Dear [Momma] Hattie,
I'm going bonkers!
My job is now 100 percent virtual. As a result, our twice-a-day staff meetings are done using Zoom. I don't have a problem utilizing the technology. What I do have a serious problem with is two of my colleagues who CONSTANTLY DOMINATE THE CONVERSATION.
They both talk basically non-stop from the time our staff meeting starts until we all log off. It's hard for me to stay focused because of their overwhelming behavior. I also believe others on our calls feel the same way, but for whatever reason, when I privately message them about this problem, they refuse to admit it.
This happens twice a day, every day, and by Friday morning, I am ready to jump out of my home office window...which is on the first floor.
How can I either address one or both of them about their obnoxious behavior?
Please tell me how to approach this so that I do not lose my mind.
You mentioned that you have privately messaged others, and they refuse to admit it bothers them. It may not. Sad to say, but many people would relish the idea of a couple of people "taking over" so they can fade into the background.
My rule of thumb is to always go to the source. I believe in speaking to people honestly and respectfully. If you can talk to them together, maybe set up a private zoom meeting with just the three of you, let them know your feelings. No matter how kind your words, realize that some people will take it as a personal attack and get defensive. You may want to prepare for that
If speaking to them does not work and you cannot deal with it, the next step will be to go above them, talking to management or HR. Speaking of management, if these meetings are taking place twice a day with mainly two people are dominating the conversation, I have two questions:
Are these meetings necessary?
If they are required, what are the objectives?
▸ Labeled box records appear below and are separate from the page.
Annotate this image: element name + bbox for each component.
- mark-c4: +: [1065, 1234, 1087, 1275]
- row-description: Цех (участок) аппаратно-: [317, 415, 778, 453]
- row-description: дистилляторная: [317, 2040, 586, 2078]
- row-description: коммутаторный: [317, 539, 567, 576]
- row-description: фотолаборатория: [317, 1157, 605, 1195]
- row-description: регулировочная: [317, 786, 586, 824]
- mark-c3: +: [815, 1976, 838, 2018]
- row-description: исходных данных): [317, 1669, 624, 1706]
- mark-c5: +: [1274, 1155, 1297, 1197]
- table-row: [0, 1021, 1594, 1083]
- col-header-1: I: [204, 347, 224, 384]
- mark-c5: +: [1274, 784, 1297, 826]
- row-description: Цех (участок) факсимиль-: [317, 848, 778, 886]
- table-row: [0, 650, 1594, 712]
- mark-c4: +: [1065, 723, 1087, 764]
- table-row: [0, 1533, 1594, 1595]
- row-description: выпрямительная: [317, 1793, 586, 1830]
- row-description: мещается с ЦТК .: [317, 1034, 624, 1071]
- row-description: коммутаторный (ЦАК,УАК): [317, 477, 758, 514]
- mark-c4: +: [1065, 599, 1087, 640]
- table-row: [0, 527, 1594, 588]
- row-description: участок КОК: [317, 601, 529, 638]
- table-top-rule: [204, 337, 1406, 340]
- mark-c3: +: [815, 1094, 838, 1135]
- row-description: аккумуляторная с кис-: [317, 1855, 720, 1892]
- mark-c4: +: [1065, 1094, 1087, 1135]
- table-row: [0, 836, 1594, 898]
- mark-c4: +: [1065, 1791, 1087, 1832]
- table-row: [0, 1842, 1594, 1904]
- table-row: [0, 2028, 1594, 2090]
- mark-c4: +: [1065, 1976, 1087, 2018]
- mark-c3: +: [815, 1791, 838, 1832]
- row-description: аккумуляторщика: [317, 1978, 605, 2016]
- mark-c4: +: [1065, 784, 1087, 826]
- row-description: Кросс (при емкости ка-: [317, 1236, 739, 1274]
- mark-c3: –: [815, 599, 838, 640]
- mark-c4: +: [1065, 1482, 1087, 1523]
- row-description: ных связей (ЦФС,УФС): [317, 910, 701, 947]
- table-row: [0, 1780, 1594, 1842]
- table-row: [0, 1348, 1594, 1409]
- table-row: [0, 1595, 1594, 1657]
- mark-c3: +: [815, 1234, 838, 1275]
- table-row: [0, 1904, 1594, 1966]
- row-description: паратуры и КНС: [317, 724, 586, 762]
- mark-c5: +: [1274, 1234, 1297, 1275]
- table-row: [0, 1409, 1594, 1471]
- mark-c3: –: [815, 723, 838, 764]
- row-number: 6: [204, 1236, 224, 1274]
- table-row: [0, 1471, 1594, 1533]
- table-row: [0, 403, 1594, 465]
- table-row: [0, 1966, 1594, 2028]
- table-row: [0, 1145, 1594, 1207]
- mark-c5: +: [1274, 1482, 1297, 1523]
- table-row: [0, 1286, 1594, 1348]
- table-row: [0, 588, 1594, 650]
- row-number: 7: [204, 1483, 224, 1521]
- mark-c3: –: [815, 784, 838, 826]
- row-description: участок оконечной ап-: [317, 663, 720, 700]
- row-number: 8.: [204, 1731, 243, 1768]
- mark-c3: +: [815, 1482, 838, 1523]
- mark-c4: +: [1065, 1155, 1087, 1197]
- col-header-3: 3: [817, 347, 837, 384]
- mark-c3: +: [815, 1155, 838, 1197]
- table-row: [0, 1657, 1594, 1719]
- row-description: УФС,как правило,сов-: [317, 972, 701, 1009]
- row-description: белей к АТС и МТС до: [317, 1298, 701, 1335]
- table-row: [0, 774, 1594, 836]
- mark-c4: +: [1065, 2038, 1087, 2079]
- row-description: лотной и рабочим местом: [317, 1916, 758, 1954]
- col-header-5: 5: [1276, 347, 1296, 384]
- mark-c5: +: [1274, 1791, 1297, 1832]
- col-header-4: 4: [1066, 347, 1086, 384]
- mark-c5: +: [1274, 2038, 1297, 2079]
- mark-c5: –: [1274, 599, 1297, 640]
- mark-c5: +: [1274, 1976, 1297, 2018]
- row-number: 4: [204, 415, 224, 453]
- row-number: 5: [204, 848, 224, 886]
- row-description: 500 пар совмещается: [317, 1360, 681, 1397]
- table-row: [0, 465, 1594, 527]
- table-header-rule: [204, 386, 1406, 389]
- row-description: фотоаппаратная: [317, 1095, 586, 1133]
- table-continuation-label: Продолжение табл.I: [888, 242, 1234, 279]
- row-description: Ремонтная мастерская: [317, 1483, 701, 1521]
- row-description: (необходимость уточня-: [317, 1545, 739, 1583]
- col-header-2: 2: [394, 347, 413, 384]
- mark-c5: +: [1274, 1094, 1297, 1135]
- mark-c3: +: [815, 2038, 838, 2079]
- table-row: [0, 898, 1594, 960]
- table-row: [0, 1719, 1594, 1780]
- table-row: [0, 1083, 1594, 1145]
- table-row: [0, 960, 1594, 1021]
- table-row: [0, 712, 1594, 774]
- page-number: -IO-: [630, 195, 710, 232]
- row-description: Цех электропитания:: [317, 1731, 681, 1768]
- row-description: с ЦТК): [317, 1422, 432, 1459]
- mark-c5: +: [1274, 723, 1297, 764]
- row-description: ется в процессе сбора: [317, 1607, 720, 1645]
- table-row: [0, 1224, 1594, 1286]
You might want to ask those questions if you do not already know the answers.
Until you get answers or "the dominators" change their behavior, don't jump out your home office window just yet. Try preparing yourself by taking a deep breath before the meeting starts; put on some soft music you can focus on when they are off-topic or on a tangent.
One last suggestion, if you have something important to share with the group by loud! You can raise your voice above theirs (without yelling or sounding angry) and take over. You might be surprised when a "dominator" interrupts you; a colleague might stop them and say, "Hey! Be quiet, we would like to hear what Sarah has to say."